In the instance of a nuclear accident such as Fukishima, the fear that quickly sets in can cause people to take risks and act erratically. Eisenkraft points out that people react differently when exposed to radiation and that current methods of treatment are often not fit for purpose.

He said: “First, you don’t really know who will be exposed to radiation. The countermeasures that are currently approved, we know that if you give it to some healthy individuals there are several adverse effects. Another issue is the current Medical Council counter-measures are relevant only for a specific population of blood cells, only the white blood cells, so that when you give it, you manage to prevent infections but there are other cells that are decreasing, for example, red blood cells, then you get anaemia.”

The race is now on to get studies finalised. Eisenkraft is already working with regulators to get this antidote approved and into circulation for emergency use as soon as possible.
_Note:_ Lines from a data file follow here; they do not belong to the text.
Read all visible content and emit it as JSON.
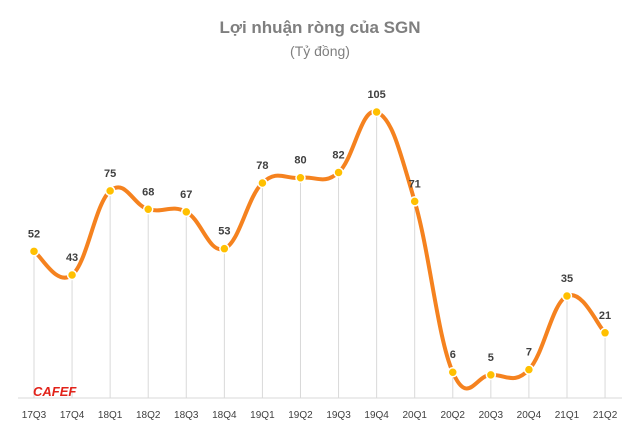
{
  "chart_data": {
    "type": "line",
    "title": "Lợi nhuận ròng của SGN",
    "subtitle": "(Tỷ đồng)",
    "categories": [
      "17Q3",
      "17Q4",
      "18Q1",
      "18Q2",
      "18Q3",
      "18Q4",
      "19Q1",
      "19Q2",
      "19Q3",
      "19Q4",
      "20Q1",
      "20Q2",
      "20Q3",
      "20Q4",
      "21Q1",
      "21Q2"
    ],
    "series": [
      {
        "name": "Lợi nhuận ròng",
        "values": [
          52,
          43,
          75,
          68,
          67,
          53,
          78,
          80,
          82,
          105,
          71,
          6,
          5,
          7,
          35,
          21
        ]
      }
    ],
    "ylim": [
      0,
      110
    ],
    "line_color": "#f5821f",
    "marker_color": "#ffc000",
    "grid": "vertical",
    "watermark": "CAFEF"
  }
}
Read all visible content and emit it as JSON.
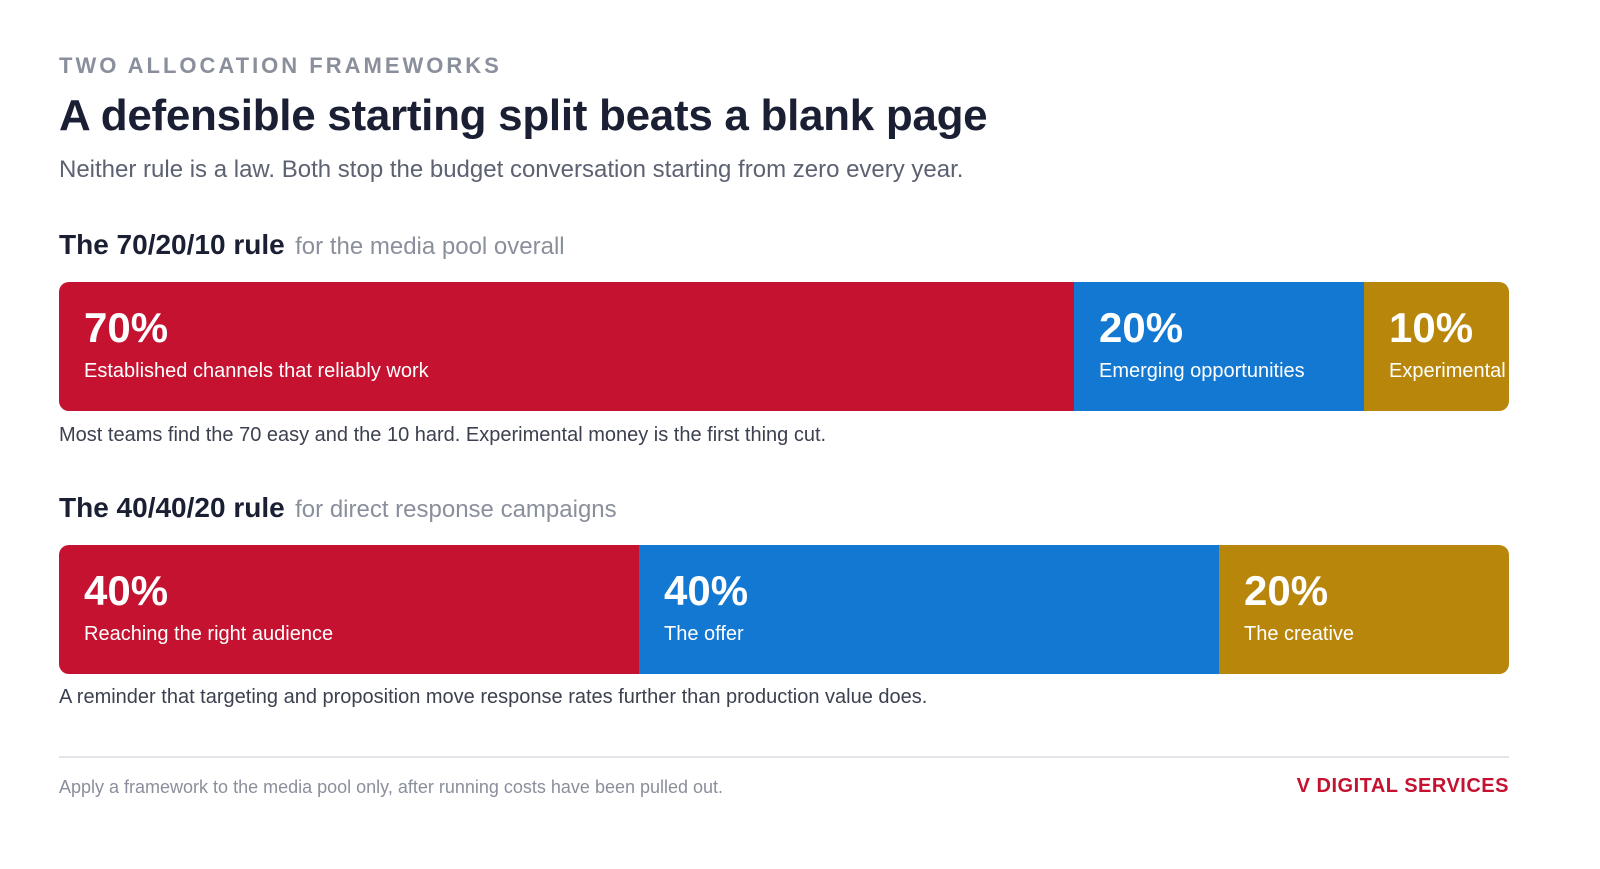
{
  "header": {
    "eyebrow": "TWO ALLOCATION FRAMEWORKS",
    "title": "A defensible starting split beats a blank page",
    "subtitle": "Neither rule is a law. Both stop the budget conversation starting from zero every year."
  },
  "colors": {
    "segment_1": "#c41230",
    "segment_2": "#1278d2",
    "segment_3": "#b8860b"
  },
  "chart_data": [
    {
      "type": "bar",
      "title": "The 70/20/10 rule",
      "subtitle": "for the media pool overall",
      "note": "Most teams find the 70 easy and the 10 hard. Experimental money is the first thing cut.",
      "categories": [
        "Established channels that reliably work",
        "Emerging opportunities",
        "Experimental"
      ],
      "values": [
        70,
        20,
        10
      ],
      "value_labels": [
        "70%",
        "20%",
        "10%"
      ],
      "unit": "%"
    },
    {
      "type": "bar",
      "title": "The 40/40/20 rule",
      "subtitle": "for direct response campaigns",
      "note": "A reminder that targeting and proposition move response rates further than production value does.",
      "categories": [
        "Reaching the right audience",
        "The offer",
        "The creative"
      ],
      "values": [
        40,
        40,
        20
      ],
      "value_labels": [
        "40%",
        "40%",
        "20%"
      ],
      "unit": "%"
    }
  ],
  "footer": {
    "note": "Apply a framework to the media pool only, after running costs have been pulled out.",
    "brand": "V DIGITAL SERVICES"
  }
}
The implications of a cure for human radiation poisoning are significant. Though Eisenkraft is aware of the potential for strained international relations of such a discovery, he is firmly focused on the scientific and historical significance on citizens.

He said: “We hope that this treatment doesn’t lead governments and agencies to become reckless. Rather, it should help them to better prepare for such an imminent threat. [We want to help] countries that aren’t even using nuclear energy but might share a border with countries that are. If there is an accident, they may also be affected.

“If our results are accepted and our product is approved, with this we could help save lives. That would be the best thing we could achieve. We would be so happy with that. That’s the aim of all of this.”